National Park Rangers say the 36-year-old man collapsed during a hike in the main canyon during triple-digit temperatures. The man’s group tried to revive him, but he died before rescue crews got to their location.

This week in St. George, temperatures are forecast to remain in the hundreds, peaking on Saturday at 111 degrees. Dixie Regional Medical Center Live Well Center manager Trevor Smith said the high temperatures increases the risk of heat stroke.

“When it gets hot in the summer, often we get concerned with dehydration,” Smith said. “Often you’re dehydrated before you know it.”

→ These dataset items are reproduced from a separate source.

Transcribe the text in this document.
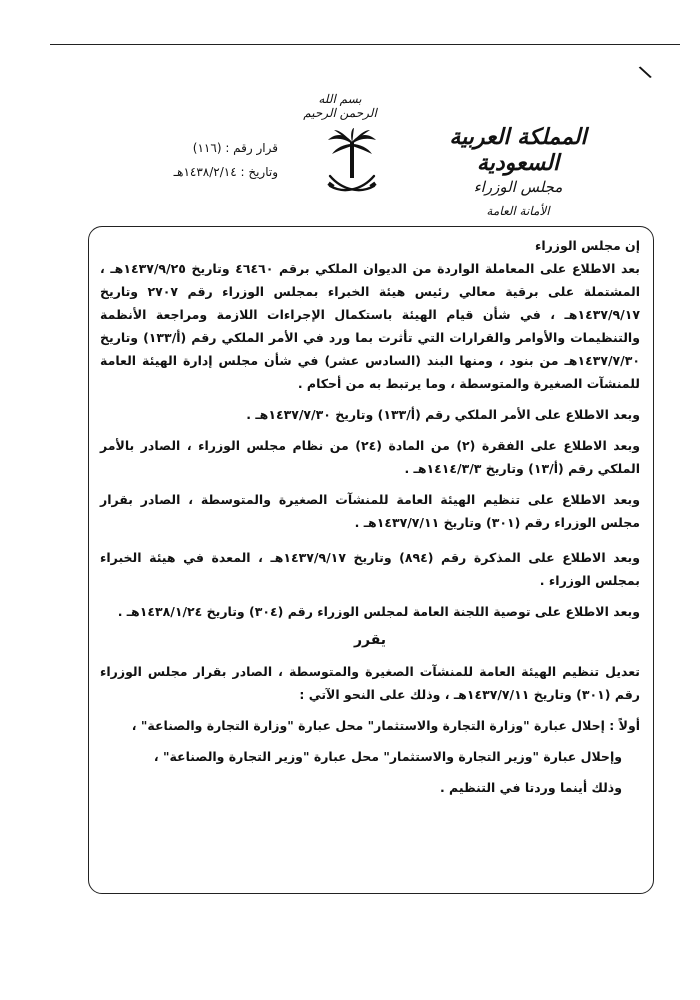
\
بسم الله الرحمن الرحيم
المملكة العربية السعودية
مجلس الوزراء
الأمانة العامة
قرار رقم : (١١٦)
وتاريخ : ١٤٣٨/٢/١٤هـ

إن مجلس الوزراء

بعد الاطلاع على المعاملة الواردة من الديوان الملكي برقم ٤٦٤٦٠ وتاريخ ١٤٣٧/٩/٢٥هـ ، المشتملة على برقية معالي رئيس هيئة الخبراء بمجلس الوزراء رقم ٢٧٠٧ وتاريخ ١٤٣٧/٩/١٧هـ ، في شأن قيام الهيئة باستكمال الإجراءات اللازمة ومراجعة الأنظمة والتنظيمات والأوامر والقرارات التي تأثرت بما ورد في الأمر الملكي رقم (أ/١٣٣) وتاريخ ١٤٣٧/٧/٣٠هـ من بنود ، ومنها البند (السادس عشر) في شأن مجلس إدارة الهيئة العامة للمنشآت الصغيرة والمتوسطة ، وما يرتبط به من أحكام .

وبعد الاطلاع على الأمر الملكي رقم (أ/١٣٣) وتاريخ ١٤٣٧/٧/٣٠هـ .

وبعد الاطلاع على الفقرة (٢) من المادة (٢٤) من نظام مجلس الوزراء ، الصادر بالأمر الملكي رقم (أ/١٣) وتاريخ ١٤١٤/٣/٣هـ .

وبعد الاطلاع على تنظيم الهيئة العامة للمنشآت الصغيرة والمتوسطة ، الصادر بقرار مجلس الوزراء رقم (٣٠١) وتاريخ ١٤٣٧/٧/١١هـ .

وبعد الاطلاع على المذكرة رقم (٨٩٤) وتاريخ ١٤٣٧/٩/١٧هـ ، المعدة في هيئة الخبراء بمجلس الوزراء .

وبعد الاطلاع على توصية اللجنة العامة لمجلس الوزراء رقم (٣٠٤) وتاريخ ١٤٣٨/١/٢٤هـ .

يقرر

تعديل تنظيم الهيئة العامة للمنشآت الصغيرة والمتوسطة ، الصادر بقرار مجلس الوزراء رقم (٣٠١) وتاريخ ١٤٣٧/٧/١١هـ ، وذلك على النحو الآتي :

أولاً : إحلال عبارة "وزارة التجارة والاستثمار" محل عبارة "وزارة التجارة والصناعة" ،

وإحلال عبارة "وزير التجارة والاستثمار" محل عبارة "وزير التجارة والصناعة" ،

وذلك أينما وردتا في التنظيم .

Smith said it’s a major concern for those out recreating. Symptoms of dehydration include dry mouth, increased body temperature and decrease in sweat rate. In addition, heavy breathing and increase heart rate can indicate a problem.

“We should think about hydration in more of a preventative manner rather than waiting until we’re dehydrated,” Smith said.

The best thing to do is drink plenty of water. Smith recommends eight ounces of water with every meal, and adds water doesn’t always have to come from H20.

“A cucumber, 95 percent of it is water,” Smith said. “Watermelon, milk actually has 95-percent water content.”

Other safety tips include wearing light colored clothing, taking frequent rests in the shade and avoiding outdoor activity during peak hours.